Levels of signaling proteins in type 2 diabetes

A possible defect in insulin signaling in T2D, which could give rise to the insulin resistance, is reduced levels of some of the proteins in the insulin signaling network. For the early insulin signaling proteins, i.e. IR and IRS1, there are ambiguous results for the protein levels in the normal and T2D states. We have observed a reduction to 55 % of normal protein levels for IR in adipocytes from T2D patients [167]. However, another study reports no differences between normal and T2D protein levels of IR in adipocytes [183]. In insulin binding competition experiments, adipocytes from T2D patients bound less insulin than normal adipocytes for all tested insulin concentrations, and the authors concluded that the deceased binding was caused by a reduced level of IR and not by a change in affinity in T2D adipocytes [184, 185]. Also in muscle tissue from T2D patients there seems to be a reduction of IR protein levels as compared to muscle tissue from normal subjects [182], but the authors provide no quantification of the results. For IRS1, on the other hand, we have reported that there is no change in protein levels in adipocytes from T2D patients compared with non-diabetic subjects [66, 167], but others report a reduction in IRS1 protein levels [180, 183]. In muscle tissue from T2D patients there was no clear reduction of IRS1 protein levels [182]. In another study, human adipocytes were treated with high insulin and high glucose to make them insulin resistant [186]. After 2 hours of treatment, insulin-stimulated glucose uptake was markedly reduced, but without reduction in IRS1 or GLUT4 protein levels.

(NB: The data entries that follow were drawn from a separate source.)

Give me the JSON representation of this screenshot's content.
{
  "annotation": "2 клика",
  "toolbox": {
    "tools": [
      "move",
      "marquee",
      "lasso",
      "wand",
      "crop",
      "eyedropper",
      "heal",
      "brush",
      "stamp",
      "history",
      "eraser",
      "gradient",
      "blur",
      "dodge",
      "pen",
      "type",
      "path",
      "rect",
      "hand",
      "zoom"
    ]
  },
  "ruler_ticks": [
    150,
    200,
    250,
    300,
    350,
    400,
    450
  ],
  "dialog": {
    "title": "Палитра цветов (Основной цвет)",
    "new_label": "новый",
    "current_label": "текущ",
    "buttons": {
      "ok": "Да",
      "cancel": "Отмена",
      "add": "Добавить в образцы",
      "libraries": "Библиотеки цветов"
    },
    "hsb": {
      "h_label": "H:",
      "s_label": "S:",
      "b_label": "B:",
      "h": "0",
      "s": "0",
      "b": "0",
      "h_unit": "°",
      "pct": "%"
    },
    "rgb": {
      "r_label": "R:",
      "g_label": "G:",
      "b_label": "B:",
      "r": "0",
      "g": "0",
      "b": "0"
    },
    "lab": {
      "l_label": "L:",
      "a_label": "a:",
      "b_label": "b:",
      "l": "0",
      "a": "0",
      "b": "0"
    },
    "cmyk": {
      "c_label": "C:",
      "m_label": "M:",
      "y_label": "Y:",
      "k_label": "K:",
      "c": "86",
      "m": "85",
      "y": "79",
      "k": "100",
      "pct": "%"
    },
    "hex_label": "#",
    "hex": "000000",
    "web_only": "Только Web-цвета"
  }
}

After 6 or more hours, the IRS1 protein levels were reduced, but the insulin resistance was not caused by the IRS1 reduction since the insulin resistance preceded the IRS1 reduction [186]. The contradictory findings for levels of IR and IRS1 in diabetes can be a result of different handling of cells or individual/sub-population differences. We use our results from human adipocytes [66, 167]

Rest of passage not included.